Abstract: Many real-life scenarios require humans to make difficult trade-offs: do we always follow all the traffic rules or do we violate the speed limit in an emergency? These scenarios force us to evaluate the trade-off between collective rules and norms with our own personal objectives and desires. To create effective AI-human teams, we must equip AI agents with a model of how humans make these trade-offs in complex environments when there are implicit and explicit rules and constraints. Agents equipped with these models will be able to mirror human behavior and/or draw human attention to situations where decision making could be improved. To this end, we propose a novel inverse reinforcement learning (IRL) method: Max Entropy Soft Constraint IRL (MESC-IRL), for learning implicit hard and soft constraints over states, actions, and state features from demonstrations in deterministic and non-deterministic environments modeled as Markov Decision Processes (MDPs). Our method enables agents to implicitly learn human constraints and desires without the need for explicit modeling by the agent designer and to transfer these constraints between environment parametrizations. Extending prior work, which only considered deterministic hard constraints in deterministic environments, we compare our method to the classical Max Margin method for IRL and observe that our entropy based method is able to better estimate the cost of the constraints.

 

Nov 14

Learning to Elect a Committee

Ben Armstrong | University of Waterloo

Abstract:  Social choice studies problems of how to make group decisions in the presence of conflicting preference information; such as dividing items fairly between recipients or running an election. We apply an axiomatic perspective to the task of selecting multiple alternatives from voter preferences by asking (1) how often existing social choice functions provide desirable axiomatic properties, and (2) whether machine learning can be used to develop a social choice function which is more likely to exhibit the same desirable properties. 

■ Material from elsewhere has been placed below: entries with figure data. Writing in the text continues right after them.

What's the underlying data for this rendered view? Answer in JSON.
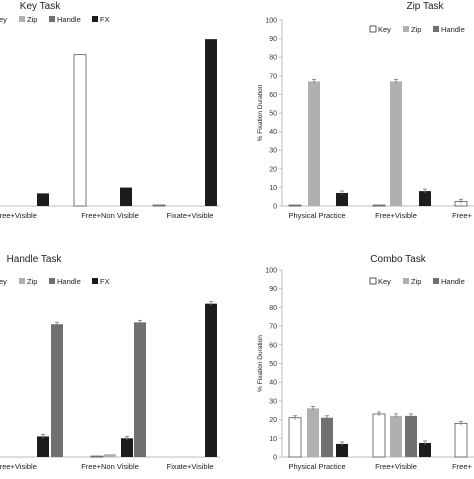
{
  "colors": {
    "Key": "#ffffff",
    "Zip": "#b0b0b0",
    "Handle": "#707070",
    "FX": "#1c1c1c",
    "axis": "#bdbdbd",
    "error": "#777777"
  },
  "chart_data": [
    {
      "type": "bar",
      "title": "Key Task",
      "ylabel": "",
      "ylim": [
        0,
        100
      ],
      "show_y_ticks": false,
      "categories": [
        "Free+Visible",
        "Free+Non Visible",
        "Fixate+Visible"
      ],
      "series": [
        {
          "name": "Key",
          "values": [
            78,
            78,
            0.5
          ]
        },
        {
          "name": "Zip",
          "values": [
            0,
            0,
            0
          ]
        },
        {
          "name": "Handle",
          "values": [
            0,
            0,
            0
          ]
        },
        {
          "name": "FX",
          "values": [
            6.5,
            9.5,
            86
          ]
        }
      ],
      "legend": [
        "Key",
        "Zip",
        "Handle",
        "FX"
      ]
    },
    {
      "type": "bar",
      "title": "Zip Task",
      "ylabel": "% Fixation Duration",
      "ylim": [
        0,
        100
      ],
      "yticks": [
        0,
        10,
        20,
        30,
        40,
        50,
        60,
        70,
        80,
        90,
        100
      ],
      "show_y_ticks": true,
      "categories": [
        "Physical Practice",
        "Free+Visible",
        "Free+"
      ],
      "series": [
        {
          "name": "Key",
          "values": [
            0.5,
            0.5,
            2.5
          ]
        },
        {
          "name": "Zip",
          "values": [
            67,
            67,
            0
          ]
        },
        {
          "name": "Handle",
          "values": [
            0,
            0,
            0
          ]
        },
        {
          "name": "FX",
          "values": [
            7,
            8,
            0
          ]
        }
      ],
      "legend": [
        "Key",
        "Zip",
        "Handle"
      ]
    },
    {
      "type": "bar",
      "title": "Handle Task",
      "ylabel": "",
      "ylim": [
        0,
        100
      ],
      "show_y_ticks": false,
      "categories": [
        "Free+Visible",
        "Free+Non Visible",
        "Fixate+Visible"
      ],
      "series": [
        {
          "name": "Key",
          "values": [
            0,
            0.5,
            0
          ]
        },
        {
          "name": "Zip",
          "values": [
            0,
            1.5,
            0
          ]
        },
        {
          "name": "Handle",
          "values": [
            71,
            72,
            0
          ]
        },
        {
          "name": "FX",
          "values": [
            11,
            10,
            82
          ]
        }
      ],
      "legend": [
        "Key",
        "Zip",
        "Handle",
        "FX"
      ]
    },
    {
      "type": "bar",
      "title": "Combo Task",
      "ylabel": "% Fixation Duration",
      "ylim": [
        0,
        100
      ],
      "yticks": [
        0,
        10,
        20,
        30,
        40,
        50,
        60,
        70,
        80,
        90,
        100
      ],
      "show_y_ticks": true,
      "categories": [
        "Physical Practice",
        "Free+Visible",
        "Free+"
      ],
      "series": [
        {
          "name": "Key",
          "values": [
            21,
            23,
            18
          ]
        },
        {
          "name": "Zip",
          "values": [
            26,
            22,
            0
          ]
        },
        {
          "name": "Handle",
          "values": [
            21,
            22,
            0
          ]
        },
        {
          "name": "FX",
          "values": [
            7,
            7.5,
            0
          ]
        }
      ],
      "legend": [
        "Key",
        "Zip",
        "Handle"
      ]
    }
  ]
}
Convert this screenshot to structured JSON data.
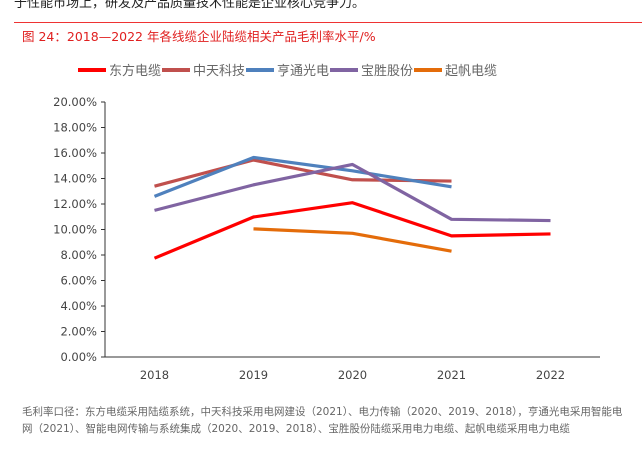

We show that by generating informative training data, neural networks are able to avoid violating a wide range of axioms much more frequently than most existing multi-winner social choice functions. Our results also provide insight into the similarity of existing social choice functions and highlight a tension between axioms focused on proportional representation and those focused on individual excellence.  

About the Speaker: Ben Armstrong is currently a PhD candidate in the School of Computer Science at the University of Waterloo. He studies topics at the intersection of social choice and machine learning with the goal of demonstrating the benefits of interdisciplinary research and highlighting the longstanding parallels between social choice and machine learning. 

 

Nov 19

Geographical and Temporal Adaptation in Social Media Analysis for Emergency Management and Public Health

Xintian Li | Tulane University

Please join us for Xintian Li’s PhD dissertation defense talk.

This talk will be held on Tuesday, November 19, at 8:30 a.m. in Boggs 600. Please note the special weekday, time, and venue for this event. Zoom details will be provided via the announcement listserv, or you may email mnelson10@tulane.edu to request the corresponding link. 

Abstract:  Social media has emerged as a crucial resource for capturing public sentiment and behaviors during crises, offering real-time insights that can aid in emergency management and public health response. This dissertation investigates methods to enhance social media analysis by developing adaptable models that account for geographical and temporal variations. Through case studies in public health and natural disaster response, it demonstrates how advanced text classification and forecasting models can be applied to Twitter data to predict behaviors such as vaccination uptake and hurricane evacuation intent. By combining social media sentiment with geographic data and incorporating domain adaptation techniques, these models improve the accuracy and applicability of predictions across diverse regions and events. The findings underscore the value of social media as a tool for crisis management, enabling authorities to make proactive, data-driven decisions that can help save lives and allocate resources more effectively.